Death-Positive Games: These directly confront the silence around death. That Dragon, Cancer places players in the hospital rooms of a family watching their child die. Spiritfarer casts players as a ferrymaster for the dead, teaching that love and loss are inseparable and that letting go is an act of care. A Mortician’s Tale normalizes death through the routine of preparing bodies and supporting grieving families — even preserving grief’s humor, disrupting “the common misconception that there is a right way to grieve.”
Clinical framework: The grief-game matrix (Dunlap and Leech, 2024) categorizes games along three dimensions. Grief-adjacent games introduce the vocabulary of loss in a safe context. Grief-centered games allow emotional processing without overwhelm. Death-positive games challenge stigma directly. Each serves different developmental and therapeutic needs.
Practical Guidance for Parents and Clinicians
- Play alongside them. The most powerful thing an adult can do is ask to watch or join. Grief is isolating, and playing together communicates willingness to enter the child’s world.
- Let the child lead. Children approach grief content at their own pace. If they replay a sad scene repeatedly, that repetition likely serves a purpose — mastery, processing, or simply feeling the feeling until it becomes manageable.
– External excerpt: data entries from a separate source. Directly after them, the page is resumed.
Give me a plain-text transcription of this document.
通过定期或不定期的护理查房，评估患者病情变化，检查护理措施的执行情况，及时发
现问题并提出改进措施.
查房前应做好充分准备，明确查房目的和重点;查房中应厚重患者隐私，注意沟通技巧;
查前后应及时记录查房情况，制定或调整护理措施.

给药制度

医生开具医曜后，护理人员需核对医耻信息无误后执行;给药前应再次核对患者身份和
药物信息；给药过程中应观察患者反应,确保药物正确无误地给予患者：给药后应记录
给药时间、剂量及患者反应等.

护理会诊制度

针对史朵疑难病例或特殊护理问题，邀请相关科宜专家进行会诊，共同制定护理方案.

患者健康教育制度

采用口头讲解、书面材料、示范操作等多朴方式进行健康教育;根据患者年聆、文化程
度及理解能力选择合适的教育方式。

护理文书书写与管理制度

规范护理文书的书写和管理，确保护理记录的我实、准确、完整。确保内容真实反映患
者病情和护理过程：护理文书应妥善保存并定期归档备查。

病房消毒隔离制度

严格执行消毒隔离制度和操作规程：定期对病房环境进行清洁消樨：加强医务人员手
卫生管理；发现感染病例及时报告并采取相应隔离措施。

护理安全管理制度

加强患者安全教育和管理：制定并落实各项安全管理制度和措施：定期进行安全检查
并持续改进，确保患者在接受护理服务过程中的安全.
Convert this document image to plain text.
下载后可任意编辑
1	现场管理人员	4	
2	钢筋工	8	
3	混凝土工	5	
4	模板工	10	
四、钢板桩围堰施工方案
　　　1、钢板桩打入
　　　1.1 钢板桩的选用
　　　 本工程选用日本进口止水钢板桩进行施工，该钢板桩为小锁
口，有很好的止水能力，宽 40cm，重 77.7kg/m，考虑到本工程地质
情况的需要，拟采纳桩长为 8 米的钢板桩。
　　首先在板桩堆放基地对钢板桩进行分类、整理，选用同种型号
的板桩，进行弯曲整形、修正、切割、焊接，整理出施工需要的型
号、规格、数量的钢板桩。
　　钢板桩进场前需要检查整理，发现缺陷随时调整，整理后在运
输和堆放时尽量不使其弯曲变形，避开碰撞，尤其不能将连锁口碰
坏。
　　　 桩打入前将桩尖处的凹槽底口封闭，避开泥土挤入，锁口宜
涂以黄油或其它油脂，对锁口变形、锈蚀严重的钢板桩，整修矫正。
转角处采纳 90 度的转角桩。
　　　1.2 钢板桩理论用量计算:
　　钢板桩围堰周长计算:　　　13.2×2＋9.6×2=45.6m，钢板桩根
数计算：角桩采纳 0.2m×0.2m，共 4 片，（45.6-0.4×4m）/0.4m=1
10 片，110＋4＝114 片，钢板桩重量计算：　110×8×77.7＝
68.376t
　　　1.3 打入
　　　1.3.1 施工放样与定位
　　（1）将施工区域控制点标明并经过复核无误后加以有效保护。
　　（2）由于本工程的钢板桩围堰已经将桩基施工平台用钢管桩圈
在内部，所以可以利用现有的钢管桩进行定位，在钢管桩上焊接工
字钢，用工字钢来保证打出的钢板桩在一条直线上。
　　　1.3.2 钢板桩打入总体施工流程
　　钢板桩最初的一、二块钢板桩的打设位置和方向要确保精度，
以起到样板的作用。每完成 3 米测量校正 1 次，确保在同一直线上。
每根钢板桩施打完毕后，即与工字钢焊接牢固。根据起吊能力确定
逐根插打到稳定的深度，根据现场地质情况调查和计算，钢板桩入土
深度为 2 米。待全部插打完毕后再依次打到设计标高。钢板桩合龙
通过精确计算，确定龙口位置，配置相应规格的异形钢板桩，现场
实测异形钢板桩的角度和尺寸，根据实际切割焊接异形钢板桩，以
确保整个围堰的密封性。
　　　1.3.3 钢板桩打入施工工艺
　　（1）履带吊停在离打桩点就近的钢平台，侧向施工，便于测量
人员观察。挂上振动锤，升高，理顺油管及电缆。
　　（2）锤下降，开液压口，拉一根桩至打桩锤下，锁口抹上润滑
- Use games as conversation starters. Few children want to sit down and talk about their feelings, but many will talk at length about what happened in Spiritfarer or why they built a memorial in Minecraft. These conversations are grief work.
- Match the game to the child. Games like That Dragon, Cancer are intensely emotional. Age ratings and content advisories matter. The grief-game matrix can help clinicians recommend appropriate titles.
When Professional Support Is Needed
- Complete withdrawal from all activities other than gaming
- Intense distress triggered by even gentle grief-adjacent content
- Obsessive, repetitive play without narrative variation — potentially signaling being stuck
- Significant regression in daily functioning combined with intense gaming
- Expressions of hopelessness or self-harm
When these signs appear, gaming should be integrated into a broader therapeutic plan rather than removed. Many grief-informed clinicians now use games as therapeutic tools.
Conclusion
Grief is the price of love, and children pay it across their entire developmental arc. Video games provide one of the most accessible ways for children to approach this territory — to build a memorial, to sail a spirit to the Everdoor, to feel the phantom ache of a missing button on the controller. For clinicians and parents, the task is not to keep children away from these experiences but to be present alongside them, helping make meaning of what they find.